Me sentaré en silencio durante
un siglo o dos, para pensar en esto.
Eso es lo que el hombre blanco puede decirle a la mujer negra.
Quedamos a la escucha."
¿Qué argumentar contra la lógica poética del texto de Walker? No hay duda de que hacen falta más voces oprimidas, y que deben ser escuchadas. No hay duda de que tienen que salir a la superficie más Alice Walker, más James Baldwin, más Mudroorous.
Pero nada cambiará a menos que una nueva camada de lectores tome esos textos y los haga propios, para encontrar en ellos "nuevas visiones de cómo hay que vivir". Es en los lectores que tenemos que concentrarnos, no en los escritores, sino en los lectores que harán uso de esos textos "y harán que pase algo". Mientras no se eduque así a los lectores, no habrá número de voces que cambie las cosas, pero rebotarán contra una audiencia sorda. Y si esos lectores además aprenden a buscar, a interpretar, a traducir, a llevar los textos a otros contextos, a transformarlos con múltiples capas de lecturas —si nosotros, como lectores, nos entrenamos a nosotros mismos en esa práctica— ya no pediremos que se silencie ninguna voz, porque tendremos opciones. Una voz silenciada, sea voluntariamente o no, jamás desaparece. Su ausencia se vuelve ensordecedora, insoslayable por su estridencia, por más que le lleve décadas o siglos salir a la superficie, como las voces de los esclavos, de las mujeres, de los gays. Seguramente no queremos otra ausencia, otro vacío de cientos o miles de años, sino un periodo de rectificación, donde esas voces sean oídas y compartan esa audiencia que los poderosos usurparon durante tanto tiempo. También estoy convencido de que la esperanza radica en el individuo, y que las soluciones no se encuentran en las multitudes. Uno de los mayores triunfos de cualquier opresor es convertir al oprimido al uso de sus propios métodos. Un lector no tiene por qué adherir a los métodos del autor que está leyendo, ni siquiera a los métodos de otros lectores. El texto en sí mismo habilita mayores libertades de las que creemos, y es por eso que a los gobiernos en realidad nunca les gusta demasiado el alfabetismo, y también es por eso que usualmente son los escritores los encarcelados, torturados y asesinados por razones políticas, y no los buceadores de profundidad o los agentes de bolsa.

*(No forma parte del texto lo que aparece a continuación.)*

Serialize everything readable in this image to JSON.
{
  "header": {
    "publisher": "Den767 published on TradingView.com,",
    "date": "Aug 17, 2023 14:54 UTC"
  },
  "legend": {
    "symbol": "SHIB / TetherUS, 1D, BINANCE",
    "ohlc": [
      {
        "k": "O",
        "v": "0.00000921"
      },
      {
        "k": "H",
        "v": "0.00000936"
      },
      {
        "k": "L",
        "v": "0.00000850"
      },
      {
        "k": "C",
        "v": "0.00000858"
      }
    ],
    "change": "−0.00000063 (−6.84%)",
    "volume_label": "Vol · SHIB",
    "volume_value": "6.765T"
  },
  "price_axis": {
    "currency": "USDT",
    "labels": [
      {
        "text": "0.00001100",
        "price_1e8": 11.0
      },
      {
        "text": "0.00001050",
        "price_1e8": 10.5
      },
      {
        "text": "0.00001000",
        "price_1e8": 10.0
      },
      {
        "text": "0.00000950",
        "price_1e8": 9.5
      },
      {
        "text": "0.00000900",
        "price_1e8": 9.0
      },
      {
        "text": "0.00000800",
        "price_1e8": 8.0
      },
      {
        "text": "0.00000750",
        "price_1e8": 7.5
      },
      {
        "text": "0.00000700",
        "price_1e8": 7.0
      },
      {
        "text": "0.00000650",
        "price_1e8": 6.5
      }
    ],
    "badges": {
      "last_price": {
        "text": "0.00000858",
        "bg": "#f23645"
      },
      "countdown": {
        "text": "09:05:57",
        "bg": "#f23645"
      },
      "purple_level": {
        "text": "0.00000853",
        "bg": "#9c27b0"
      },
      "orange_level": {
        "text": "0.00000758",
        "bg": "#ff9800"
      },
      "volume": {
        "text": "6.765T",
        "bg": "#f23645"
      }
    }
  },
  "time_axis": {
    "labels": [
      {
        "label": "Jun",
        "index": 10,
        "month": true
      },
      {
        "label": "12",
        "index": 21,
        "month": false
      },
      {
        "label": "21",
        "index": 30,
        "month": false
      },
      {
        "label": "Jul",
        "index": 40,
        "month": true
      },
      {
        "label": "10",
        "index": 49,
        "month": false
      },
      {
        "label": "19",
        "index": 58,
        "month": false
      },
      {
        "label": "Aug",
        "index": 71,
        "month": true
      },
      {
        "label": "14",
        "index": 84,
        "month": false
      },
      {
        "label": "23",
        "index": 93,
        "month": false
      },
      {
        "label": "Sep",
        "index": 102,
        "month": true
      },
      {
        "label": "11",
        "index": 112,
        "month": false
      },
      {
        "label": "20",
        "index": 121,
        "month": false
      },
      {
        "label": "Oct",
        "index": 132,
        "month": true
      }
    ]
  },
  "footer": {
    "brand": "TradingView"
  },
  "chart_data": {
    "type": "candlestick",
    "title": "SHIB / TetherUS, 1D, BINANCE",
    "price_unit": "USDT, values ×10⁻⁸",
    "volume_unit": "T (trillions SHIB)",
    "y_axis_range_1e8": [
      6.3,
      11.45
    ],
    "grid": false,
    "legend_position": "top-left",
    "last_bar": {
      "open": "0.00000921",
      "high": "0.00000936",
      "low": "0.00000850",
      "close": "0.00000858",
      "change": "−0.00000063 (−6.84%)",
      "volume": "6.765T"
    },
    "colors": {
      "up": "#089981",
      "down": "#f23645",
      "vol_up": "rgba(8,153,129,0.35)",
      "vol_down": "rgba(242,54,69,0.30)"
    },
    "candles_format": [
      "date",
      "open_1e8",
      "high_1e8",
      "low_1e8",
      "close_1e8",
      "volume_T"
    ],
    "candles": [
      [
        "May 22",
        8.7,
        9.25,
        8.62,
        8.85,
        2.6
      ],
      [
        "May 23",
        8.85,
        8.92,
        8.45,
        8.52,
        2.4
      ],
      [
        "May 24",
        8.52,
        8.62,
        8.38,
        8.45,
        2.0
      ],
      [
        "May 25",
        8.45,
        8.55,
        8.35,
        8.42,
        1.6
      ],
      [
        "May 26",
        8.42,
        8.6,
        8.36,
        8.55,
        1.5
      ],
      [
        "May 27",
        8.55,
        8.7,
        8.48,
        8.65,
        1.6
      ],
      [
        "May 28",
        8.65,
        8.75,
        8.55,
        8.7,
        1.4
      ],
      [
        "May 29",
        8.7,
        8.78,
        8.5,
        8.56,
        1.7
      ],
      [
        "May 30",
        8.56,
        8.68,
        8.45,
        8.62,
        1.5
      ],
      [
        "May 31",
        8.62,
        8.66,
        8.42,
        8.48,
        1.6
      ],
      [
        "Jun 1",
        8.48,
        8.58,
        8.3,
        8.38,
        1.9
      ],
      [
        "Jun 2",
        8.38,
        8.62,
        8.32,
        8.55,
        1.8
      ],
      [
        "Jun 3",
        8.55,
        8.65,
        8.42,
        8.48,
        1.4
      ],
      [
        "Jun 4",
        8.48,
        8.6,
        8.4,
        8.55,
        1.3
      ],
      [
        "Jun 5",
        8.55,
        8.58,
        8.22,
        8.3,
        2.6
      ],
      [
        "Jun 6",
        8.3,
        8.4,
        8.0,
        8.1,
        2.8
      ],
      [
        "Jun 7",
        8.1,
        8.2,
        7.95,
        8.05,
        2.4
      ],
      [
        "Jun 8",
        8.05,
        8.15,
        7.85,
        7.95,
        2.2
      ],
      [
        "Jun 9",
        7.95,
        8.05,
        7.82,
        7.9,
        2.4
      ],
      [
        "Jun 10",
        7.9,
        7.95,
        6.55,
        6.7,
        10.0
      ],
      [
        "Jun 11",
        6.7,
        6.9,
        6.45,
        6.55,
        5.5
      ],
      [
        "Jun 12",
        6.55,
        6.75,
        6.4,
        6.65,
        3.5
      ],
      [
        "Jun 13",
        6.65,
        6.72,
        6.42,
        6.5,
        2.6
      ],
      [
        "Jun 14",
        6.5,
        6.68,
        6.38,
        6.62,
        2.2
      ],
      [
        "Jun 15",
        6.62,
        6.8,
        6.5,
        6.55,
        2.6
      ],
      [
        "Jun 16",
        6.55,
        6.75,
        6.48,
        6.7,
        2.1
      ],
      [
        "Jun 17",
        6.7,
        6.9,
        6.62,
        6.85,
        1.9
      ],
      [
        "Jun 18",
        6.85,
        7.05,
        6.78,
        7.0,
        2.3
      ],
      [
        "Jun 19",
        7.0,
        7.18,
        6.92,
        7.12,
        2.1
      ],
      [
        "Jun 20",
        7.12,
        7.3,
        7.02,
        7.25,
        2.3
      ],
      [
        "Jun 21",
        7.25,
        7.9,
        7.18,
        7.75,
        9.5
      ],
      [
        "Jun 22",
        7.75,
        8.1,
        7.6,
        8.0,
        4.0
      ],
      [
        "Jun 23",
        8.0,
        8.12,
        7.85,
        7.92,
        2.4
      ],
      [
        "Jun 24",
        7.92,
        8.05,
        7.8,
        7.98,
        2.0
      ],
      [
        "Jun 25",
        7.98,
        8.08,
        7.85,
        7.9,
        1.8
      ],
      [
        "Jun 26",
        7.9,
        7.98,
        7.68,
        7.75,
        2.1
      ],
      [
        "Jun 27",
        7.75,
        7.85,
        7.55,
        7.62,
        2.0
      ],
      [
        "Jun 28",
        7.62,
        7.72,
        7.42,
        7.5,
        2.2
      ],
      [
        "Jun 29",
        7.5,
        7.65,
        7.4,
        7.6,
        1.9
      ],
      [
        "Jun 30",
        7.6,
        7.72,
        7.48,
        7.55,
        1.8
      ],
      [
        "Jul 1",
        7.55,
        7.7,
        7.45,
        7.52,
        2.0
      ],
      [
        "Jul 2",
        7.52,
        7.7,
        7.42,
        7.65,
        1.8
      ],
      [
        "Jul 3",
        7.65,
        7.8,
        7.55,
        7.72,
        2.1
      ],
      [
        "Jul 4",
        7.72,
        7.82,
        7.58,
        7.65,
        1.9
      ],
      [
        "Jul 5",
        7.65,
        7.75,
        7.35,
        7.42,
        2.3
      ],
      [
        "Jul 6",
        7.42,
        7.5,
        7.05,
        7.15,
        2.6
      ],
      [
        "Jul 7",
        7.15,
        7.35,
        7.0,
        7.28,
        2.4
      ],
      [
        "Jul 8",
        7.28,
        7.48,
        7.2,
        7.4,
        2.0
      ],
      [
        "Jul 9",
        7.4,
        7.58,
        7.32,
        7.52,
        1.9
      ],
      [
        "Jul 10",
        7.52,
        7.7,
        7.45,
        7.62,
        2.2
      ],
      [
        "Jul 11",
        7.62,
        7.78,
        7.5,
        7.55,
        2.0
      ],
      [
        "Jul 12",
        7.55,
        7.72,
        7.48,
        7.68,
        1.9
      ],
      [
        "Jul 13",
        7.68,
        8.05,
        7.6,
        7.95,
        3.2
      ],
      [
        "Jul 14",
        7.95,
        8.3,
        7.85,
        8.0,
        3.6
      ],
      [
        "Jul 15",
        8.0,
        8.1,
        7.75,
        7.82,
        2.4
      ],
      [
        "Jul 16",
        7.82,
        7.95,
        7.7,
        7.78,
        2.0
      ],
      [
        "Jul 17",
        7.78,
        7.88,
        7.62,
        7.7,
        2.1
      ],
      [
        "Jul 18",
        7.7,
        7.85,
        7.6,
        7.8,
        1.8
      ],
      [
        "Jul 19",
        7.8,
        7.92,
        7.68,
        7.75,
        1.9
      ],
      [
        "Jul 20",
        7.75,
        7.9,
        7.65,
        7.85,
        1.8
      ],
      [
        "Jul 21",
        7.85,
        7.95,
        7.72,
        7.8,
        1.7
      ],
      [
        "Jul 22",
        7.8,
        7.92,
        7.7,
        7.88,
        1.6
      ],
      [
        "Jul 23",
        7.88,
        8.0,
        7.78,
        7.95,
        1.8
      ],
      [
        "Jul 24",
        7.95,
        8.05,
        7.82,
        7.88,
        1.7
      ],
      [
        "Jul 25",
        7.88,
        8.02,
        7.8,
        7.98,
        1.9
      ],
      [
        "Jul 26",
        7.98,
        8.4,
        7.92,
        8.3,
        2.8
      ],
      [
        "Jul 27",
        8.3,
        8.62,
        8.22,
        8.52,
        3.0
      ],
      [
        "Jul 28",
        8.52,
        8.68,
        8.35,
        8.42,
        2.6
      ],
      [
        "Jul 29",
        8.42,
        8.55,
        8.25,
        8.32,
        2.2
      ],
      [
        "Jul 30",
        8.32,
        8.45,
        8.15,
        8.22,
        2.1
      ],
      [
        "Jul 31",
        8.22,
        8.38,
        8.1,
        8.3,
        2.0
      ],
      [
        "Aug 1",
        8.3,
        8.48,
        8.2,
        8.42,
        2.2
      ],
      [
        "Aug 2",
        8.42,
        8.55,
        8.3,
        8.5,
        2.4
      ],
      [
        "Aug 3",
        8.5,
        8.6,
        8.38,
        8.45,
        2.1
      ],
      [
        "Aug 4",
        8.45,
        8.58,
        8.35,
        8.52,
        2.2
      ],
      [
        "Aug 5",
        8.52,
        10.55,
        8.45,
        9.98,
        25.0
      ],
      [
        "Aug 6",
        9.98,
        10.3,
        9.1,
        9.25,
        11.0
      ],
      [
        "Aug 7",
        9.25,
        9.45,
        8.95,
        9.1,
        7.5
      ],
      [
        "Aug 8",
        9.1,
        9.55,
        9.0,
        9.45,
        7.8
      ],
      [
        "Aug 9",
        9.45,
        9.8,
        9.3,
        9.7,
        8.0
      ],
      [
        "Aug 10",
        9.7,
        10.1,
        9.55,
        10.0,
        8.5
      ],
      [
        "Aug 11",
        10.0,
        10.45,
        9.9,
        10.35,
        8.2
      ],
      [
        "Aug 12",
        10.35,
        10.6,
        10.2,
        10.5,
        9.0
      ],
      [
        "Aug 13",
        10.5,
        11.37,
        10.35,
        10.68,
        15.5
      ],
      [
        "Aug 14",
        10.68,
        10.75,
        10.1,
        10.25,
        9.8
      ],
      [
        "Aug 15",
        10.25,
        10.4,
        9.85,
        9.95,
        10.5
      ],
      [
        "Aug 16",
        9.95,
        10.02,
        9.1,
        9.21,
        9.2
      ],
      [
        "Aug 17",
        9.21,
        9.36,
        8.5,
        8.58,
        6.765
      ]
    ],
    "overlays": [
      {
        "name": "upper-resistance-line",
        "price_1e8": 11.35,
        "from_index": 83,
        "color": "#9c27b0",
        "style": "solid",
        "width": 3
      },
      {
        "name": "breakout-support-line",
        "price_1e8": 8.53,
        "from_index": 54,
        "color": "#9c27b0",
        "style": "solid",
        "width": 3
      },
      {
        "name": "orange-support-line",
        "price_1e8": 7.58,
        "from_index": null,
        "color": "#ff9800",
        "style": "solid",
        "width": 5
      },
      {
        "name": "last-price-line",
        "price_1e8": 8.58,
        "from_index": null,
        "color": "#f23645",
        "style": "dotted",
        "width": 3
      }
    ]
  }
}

Una voz silenciada, sea voluntariamente o no, jamás desaparece. Su ausencia se vuelve ensordecedora
Pero la historia del genio de la botella tiene su contrapartida.
En el diálogo platónico Gorgias, para establecer una relación intelectual con el retórico con el que no estaba de acuerdo, Sócrates propone este método: "¿Seguirás, Gorgias, preguntando y respondiendo como lo estás haciendo?", dice Sócrates, "¿o mantendrás lo prometido y te limitarás a dar breves respuestas a cada pregunta?" A su oponente, Sócrates le propone la estrategia del diálogo.
Como sabemos, la razonable sugerencia de Sócrates no resultó infalible sino todo lo contrario, ya que eventualmente lo condujo a una condena injusta y una sentencia de muerte. Sin embargo, el desenlace trágico no invalida la verdad esencial del método propuesto. Si hay algo que puede salvarnos de nuestra propia insania, es la insania de la palabra. El lema que ostenta el escudo de Chile es una clara instrucción para el suicidio colectivo: "Por la razón o la fuerza". Como lo demuestra el desenlace de la historia del genio, esa dicotomía no es válida. Porque si una causa, por justa y noble que sea, es impulsada por la violencia y el ánimo de venganza, sin importar lo lícitos que sean los motivos, su triunfo será el triunfo de la locura. Y esa, creo yo, es otra posible lectura de la historia del genio.